I'm much taken with the sad figure of Saltwood, so involved and yet so lonely upon this strange land where he has chosen to make his stand for God. He often tries so hard, but cannot come to terms with his adversary, Africa, for faint-hearted and wavering, he lacks the horizonless vision to see beyond his present predicament. When he finds a 'vision' it is fore-doomed, tragic. One wants to be next to the man - to give him that nudge toward reality. But it can't be, and he seems destined to choose the wrong path. Perhaps not 'wrong' in the sense of just or unjust - not essentially so - but woefully misguided.
I continued to revise and add to the story ideas amid the intensive research that followed and later during the manuscript stage. So, for example, I provided twenty-one pages of plot lines and leads for Chapters XI and XII, the education and achievement of an Afrikaner 'puritan' beginning with an image of young Detleef van Doorn in the immediate aftermath of the Anglo-Boer War:
When the time came for Michener to write the first draft of the novel, some of my ideas would be scrapped but most found their way into The Covenant alongside Jim's own storytelling, as one might expect in any intimate collaboration between two writers.
The Education of a Puritan (excerpt from ELU plotting notes)

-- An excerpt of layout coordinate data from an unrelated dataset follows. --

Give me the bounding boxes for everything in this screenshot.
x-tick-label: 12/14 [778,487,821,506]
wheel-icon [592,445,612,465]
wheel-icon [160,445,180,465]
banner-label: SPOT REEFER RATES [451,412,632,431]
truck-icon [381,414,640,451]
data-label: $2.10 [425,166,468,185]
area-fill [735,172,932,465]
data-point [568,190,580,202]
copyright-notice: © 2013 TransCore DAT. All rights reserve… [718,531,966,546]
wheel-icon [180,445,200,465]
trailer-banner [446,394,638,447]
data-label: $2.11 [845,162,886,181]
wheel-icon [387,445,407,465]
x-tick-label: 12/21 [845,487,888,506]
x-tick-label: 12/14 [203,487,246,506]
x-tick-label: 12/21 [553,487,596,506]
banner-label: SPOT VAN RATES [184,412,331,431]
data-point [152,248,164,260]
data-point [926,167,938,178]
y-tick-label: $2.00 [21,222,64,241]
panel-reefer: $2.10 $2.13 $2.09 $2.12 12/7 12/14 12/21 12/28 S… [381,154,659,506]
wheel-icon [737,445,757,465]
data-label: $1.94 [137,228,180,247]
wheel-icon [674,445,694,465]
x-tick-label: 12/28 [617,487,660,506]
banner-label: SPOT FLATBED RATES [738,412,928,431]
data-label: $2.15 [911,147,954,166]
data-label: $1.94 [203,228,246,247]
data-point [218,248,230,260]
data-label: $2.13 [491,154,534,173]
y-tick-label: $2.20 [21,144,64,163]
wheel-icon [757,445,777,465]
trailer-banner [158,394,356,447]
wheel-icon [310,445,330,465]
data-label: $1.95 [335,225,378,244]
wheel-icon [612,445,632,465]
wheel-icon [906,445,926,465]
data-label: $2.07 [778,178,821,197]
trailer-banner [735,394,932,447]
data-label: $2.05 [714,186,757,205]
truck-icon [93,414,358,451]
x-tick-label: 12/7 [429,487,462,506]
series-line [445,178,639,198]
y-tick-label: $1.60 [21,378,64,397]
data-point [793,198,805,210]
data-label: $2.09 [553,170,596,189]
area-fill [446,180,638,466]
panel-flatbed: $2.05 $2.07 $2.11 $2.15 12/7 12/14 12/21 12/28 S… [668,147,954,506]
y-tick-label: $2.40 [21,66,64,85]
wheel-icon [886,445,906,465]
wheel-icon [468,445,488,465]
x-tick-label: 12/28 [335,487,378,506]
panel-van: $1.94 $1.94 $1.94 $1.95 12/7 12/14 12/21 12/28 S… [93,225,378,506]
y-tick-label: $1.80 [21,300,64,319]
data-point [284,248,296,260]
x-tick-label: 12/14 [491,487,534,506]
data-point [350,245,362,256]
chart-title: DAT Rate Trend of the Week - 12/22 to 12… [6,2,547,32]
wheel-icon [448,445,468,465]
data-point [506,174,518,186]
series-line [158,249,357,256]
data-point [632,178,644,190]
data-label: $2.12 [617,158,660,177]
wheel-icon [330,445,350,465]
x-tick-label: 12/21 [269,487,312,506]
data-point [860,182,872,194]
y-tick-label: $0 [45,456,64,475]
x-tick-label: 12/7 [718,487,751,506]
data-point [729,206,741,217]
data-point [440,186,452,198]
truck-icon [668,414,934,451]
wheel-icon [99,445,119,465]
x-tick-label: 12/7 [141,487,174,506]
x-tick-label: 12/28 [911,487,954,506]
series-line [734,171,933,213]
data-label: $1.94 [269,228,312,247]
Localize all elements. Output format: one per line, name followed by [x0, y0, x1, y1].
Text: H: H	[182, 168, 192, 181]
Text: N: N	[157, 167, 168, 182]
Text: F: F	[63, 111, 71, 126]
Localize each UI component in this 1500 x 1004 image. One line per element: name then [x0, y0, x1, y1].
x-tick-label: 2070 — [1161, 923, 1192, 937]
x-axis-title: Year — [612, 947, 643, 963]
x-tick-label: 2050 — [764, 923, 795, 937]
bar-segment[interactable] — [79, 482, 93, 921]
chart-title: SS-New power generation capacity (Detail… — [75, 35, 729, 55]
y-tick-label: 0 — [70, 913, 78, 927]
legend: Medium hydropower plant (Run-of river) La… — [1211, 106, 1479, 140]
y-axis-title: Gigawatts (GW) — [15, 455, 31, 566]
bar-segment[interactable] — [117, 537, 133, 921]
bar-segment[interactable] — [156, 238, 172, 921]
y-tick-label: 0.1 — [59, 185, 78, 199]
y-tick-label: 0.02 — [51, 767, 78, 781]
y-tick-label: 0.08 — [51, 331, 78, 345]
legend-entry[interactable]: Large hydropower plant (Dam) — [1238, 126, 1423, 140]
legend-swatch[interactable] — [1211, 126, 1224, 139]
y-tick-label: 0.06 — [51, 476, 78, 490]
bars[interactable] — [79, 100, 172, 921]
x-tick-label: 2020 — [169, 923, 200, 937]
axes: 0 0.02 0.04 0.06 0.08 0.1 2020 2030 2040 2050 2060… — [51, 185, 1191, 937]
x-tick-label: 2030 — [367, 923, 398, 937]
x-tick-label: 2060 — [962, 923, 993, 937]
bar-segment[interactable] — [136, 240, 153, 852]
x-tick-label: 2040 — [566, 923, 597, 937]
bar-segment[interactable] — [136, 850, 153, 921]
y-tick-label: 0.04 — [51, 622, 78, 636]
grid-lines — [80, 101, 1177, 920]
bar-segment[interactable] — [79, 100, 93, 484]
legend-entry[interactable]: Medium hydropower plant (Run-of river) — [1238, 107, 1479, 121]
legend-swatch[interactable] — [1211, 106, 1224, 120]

1902 May 31 Treaty of Vereeniging ends Boer War
1903 The rains came late that year... Much in the opening scene at Vrymeer evokes picture of the past, of the primitive conditions of early man here, of the Great Drought that drove the San away from this valley. First, we see Paul de Groot in the upper part of the valley where his farm Blinkfontein lies - like a broken, homeless dog, cowering in the ruin of his farmhouse. Even his blacks live better...
A few miles away, the neighboring Van Doorns: Jakobus (b.1848 d.1918), Johanna, his daughter (b.1880 d.?), her husband, Piet Krause (b.1876 d.?) and the child, Detleef (b.1895). They are living in an old wagon from the Trek?) outspanned behind the ruin of Vrymeer. The woman and child sleep in the wagon, the two men on the ground below...
In the town of Venlo is Miss Emmaline Broadhurst, one of Emily Hobhouse's helpers, passionate pro-Boer/anti-imperialist, now trying to organize a school for the children of the area. She has heard about Detleef, and is on her way to Vrymeer in her donkey cart when the thunderstorm breaks; the sparrow-thin spinster, age 33, arrives at Vrymeer as the deluge ends. First, when he learns that she is English, Jakobus van Doorn fingers his sjambok . Johanna remembers her as one of the Hobhouse girls and tells Van Doom that he must listen to what she has to say about Detleef. Van Doorn argues about the language of the conqueror in the mouths of slaves etc. . an argument that will be repeated by the blacks years later, when the Bantu Education Department, inspired by men with a 'separate' vision like Detleef van Doorn, gets underway.
From 1903 to 1913, Detleef will be tutored, together with the other children of Venlo, by this remarkable Englishwoman. (but a time will come when, with the Broederbond fixing its grip on the town, Miss Broadhurst is no longer needed.) During this period, Jakobus van Doorn commences the reconstruction of Vrymeer. Approached with the suggestion that he go back to politics, he refuses, unwilling to participate in anything associated with England. Though gone, Milner remains the personification of evil, with van Doorn recalling Milner's December 1900 statement: " If 10 years hence there are three men of British race to two of Dutch, the country will be safe and prosperous. If there are three of Dutch and two of British, we shall have perpetual difficulty.